What a citizen needs to know (the Constitution, the Bill of Rights, voting law, courtroom procedure) has been dropped in high schools.  The underlying principles of clear communication (intelligibility, vocabulary, context, sentence logic) have been dropped.  Economic principles have never been clearly framed.  The biological sciences are too scary and political to teach.  So there go the three main components of metacognition.  In my experience, kids know what they learned from television and computers.  They have contempt for their teachers because the faculty doesn't know that metacognition even exists. They teach content, not reflection about it.

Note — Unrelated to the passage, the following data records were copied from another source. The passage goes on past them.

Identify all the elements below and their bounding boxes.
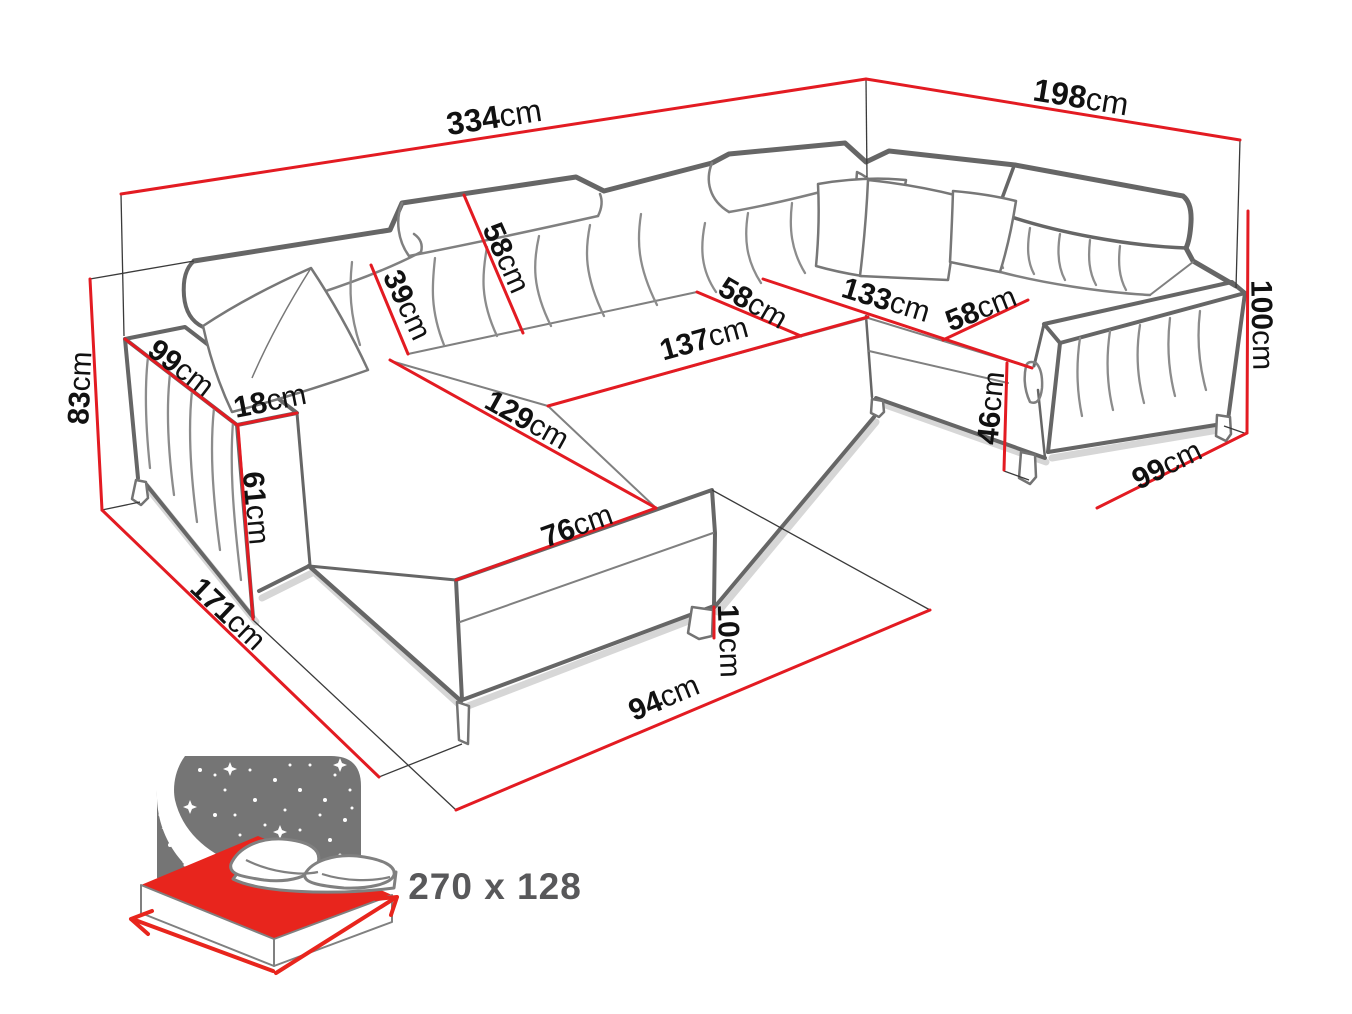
svg-text:270 x 128: 270 x 128 <box>408 866 582 907</box>
svg-text:10cm: 10cm <box>711 604 747 678</box>
svg-text:61cm: 61cm <box>236 470 275 546</box>
svg-text:100cm: 100cm <box>1245 280 1280 371</box>
svg-text:83cm: 83cm <box>62 350 99 425</box>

Instead we learn game strategies, what is popular, and how to "gas-light" to control someone.  Unable to impact their environment, young people try to make themselves indelible and remarkable with tattoos, metal attachments, and radical behavior with no goal in mind.  I'd say they have become like the ball in a pinball machine except that was a game of my childhood, not theirs.

it's always wise to check the sources of "instruments" and studies like these, because then one can judge whether or not to accept the conclusions.  This study comes from a website called:  
https://www.biomedcentral.com  "A pioneer of open access publishing, BMC has an evolving portfolio of high quality peer-reviewed journals including broad interest titles such as BMC Biology".

"Open access" means that you don't have to pay hundreds of dollars to read the studies.  "Peer-reviewed" means that the members of the cohort or discipline that read these articles have read the writing and evaluated them.  "Broad interest" means that the articles are not just of interest to highly trained people, but have meaning for all of us.  They pride themselves on being sustainable (not flash in the pan, like much pop journalism) and continually reforming as knowledge increases, thus escaping the academic trap of one's value being dependent on yesterday's ideas in the heads of aging professors.

What would it be like if our government were open access, peer reviewed, broad interest, sustainable, continually reforming and free of aging legislators?